Bem, a Mari, postou um post (redundante, né? Hãããããã) que fala sobre o uso do discurso politicamente correto. Para ela isso pode, entre outras coisas que discordo, ser uma perda de tempo. Repito: discordo. Defendo e uso, como já perceberam, de grafias e expressões “politicamente corretas”. Na verdade, era apenas para eu ler e tecer um comentário, especialmente para ser um contraponto ao olhar dela e das demais seguidoras (gente, Mari é cheia de seguidoras, até de fora do Brasil. Imaginem só que luxo!!! rsrsrss). E justamente por isso, eu não poderia escrever qualquer coisa, senti que precisava estar mais embasada. E fui à cata de mais informações. E nesse processo, percebi que não agüentaria e teria que escrever mais que um comentário. Então, peço licença a ela para escrever um post que compartilho com vocês agora.
Gostaria de dizer que esse texto está baseado não apenas nas minhas impressões, inclusive como pessoa com certa caminhada nos movimentos sociais, especialmente na militância em direitos humanos. Esse post terá também os olhares de alguns autores que andei pesquisando, após o convite de contribuir com o viciadosemcolo.
Segundo Mari, no post intitulado “patrulhamento x infância sem racismo”, a preocupação com o termo “politicamente correto” interfere no debate, ao ponto de desfocar da discussão, e caminha até a (possibilidade de) ausência do debate provocada pelo medo das pessoas de se exporem ao utilizarem termos equivocados. Penso que é válida essa análise. Mas eu prefiro olhar por outro lado.
Segundo especialistas da análise do discurso (AD) a abordagem vai além do viés lingüístico, chegando, obviamente e onde queremos focar neste texto, na relevância política. Este último nos solicita refletir sobre a relação entre o som e o(s) sentido(s) das expressões. Segundo dois teóricos, POSSENTI e BARONAS (2006), este é um problema antigo e insolúvel e que apresenta aspectos cruciais, mas que considero importantes, tais:
a) que a significação depende dos discursos em que as palavras e enunciados ocorrem; b) que são certas palavras que fazem, em boa medida, com que textos sejam considerados racistas, machistas etc; c) que a relação entre som e sentido (só) é explicável historicamente; d) que há alguma relação entre o sujeito do discurso e o discurso, mas, no fim das contas, o sentido independe (das intenções) dos sujeitos que produzem os enunciados. (POSSENTI e BARONAS, 2006)

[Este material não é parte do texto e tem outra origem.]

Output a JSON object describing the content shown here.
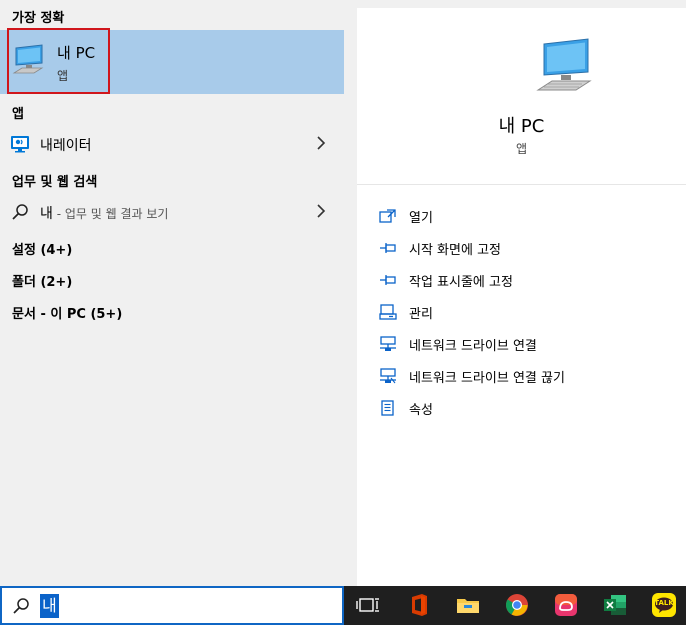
{
  "left": {
    "best_match_header": "가장 정확",
    "best_match": {
      "title": "내 PC",
      "subtitle": "앱",
      "icon": "this-pc-icon"
    },
    "apps_header": "앱",
    "apps": [
      {
        "label": "내레이터",
        "icon": "narrator-icon"
      }
    ],
    "web_header": "업무 및 웹 검색",
    "web_result": {
      "query": "내",
      "suffix": " - 업무 및 웹 결과 보기",
      "icon": "search-icon"
    },
    "categories": [
      "설정 (4+)",
      "폴더 (2+)",
      "문서 - 이 PC (5+)"
    ]
  },
  "right": {
    "title": "내 PC",
    "subtitle": "앱",
    "actions": [
      {
        "label": "열기",
        "icon": "open-icon"
      },
      {
        "label": "시작 화면에 고정",
        "icon": "pin-icon"
      },
      {
        "label": "작업 표시줄에 고정",
        "icon": "pin-icon"
      },
      {
        "label": "관리",
        "icon": "manage-icon"
      },
      {
        "label": "네트워크 드라이브 연결",
        "icon": "network-drive-icon"
      },
      {
        "label": "네트워크 드라이브 연결 끊기",
        "icon": "network-drive-disconnect-icon"
      },
      {
        "label": "속성",
        "icon": "properties-icon"
      }
    ]
  },
  "search": {
    "value": "내"
  },
  "taskbar": {
    "items": [
      "task-view-icon",
      "office-icon",
      "file-explorer-icon",
      "chrome-icon",
      "creative-cloud-icon",
      "excel-icon",
      "kakaotalk-icon"
    ],
    "kakao_text": "TALK"
  },
  "colors": {
    "selected_bg": "#a8cbea",
    "accent": "#0b63c9",
    "highlight_border": "#d0161c",
    "taskbar": "#1f1f1f"
  }
}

Segundo esses mesmos autores, o cenário semântico, ou seja, do discurso, tornou-se um espaço de luta de classes, uma vez que o signo (a palavra) não reflete a realidade, mas desvia a atenção desta.
Mais adiante, os autores concluem que:
Os movimentos, em seu comportamento politicamente correto tem méritos políticos óbvios. Mas, em relação à linguagem, comete alguns equívocos relativamente banais. Por exemplo: a) considera que a troca de palavras marcadas por palavras não marcadas ideologicamente pode produzir a diminuição dos preconceitos. Trata-se de uma tese simplista, já que é mais provavelmente a existência dos preconceitos que produz aqueles efeitos de sentido, embora não se possa desprezar o fato de que o discurso pode servir para realimentar as condições sociais que dão suporte às ideologias e aos próprios discursos. A hipótese das palavras "puras" é certamente ingênua. (idem) grifo nosso.
Reconheço e defendo que não podemos negar “a natureza dinâmica da linguagem, com sua permanente modificação de formas e sentidos”, defendida pelo colunista Jânio de Freitas, mas também não podemos continuar a crer que as palavras são inocentes e esvaziadas de sentido. Esse recheio (pode) sim carrega(r) um contexto preconceituoso. E nesse sentido, as palavras e os tons (!) são encarados de forma muito séria pelos movimentos sociais (instâncias representativas das minorias) porque a fala, o discurso, reflete o sentimento, o que está por traz, o que realmente pensamos e que, muitas vezes não nos damos conta. Perfeitamente humano, racional e, portanto, natural.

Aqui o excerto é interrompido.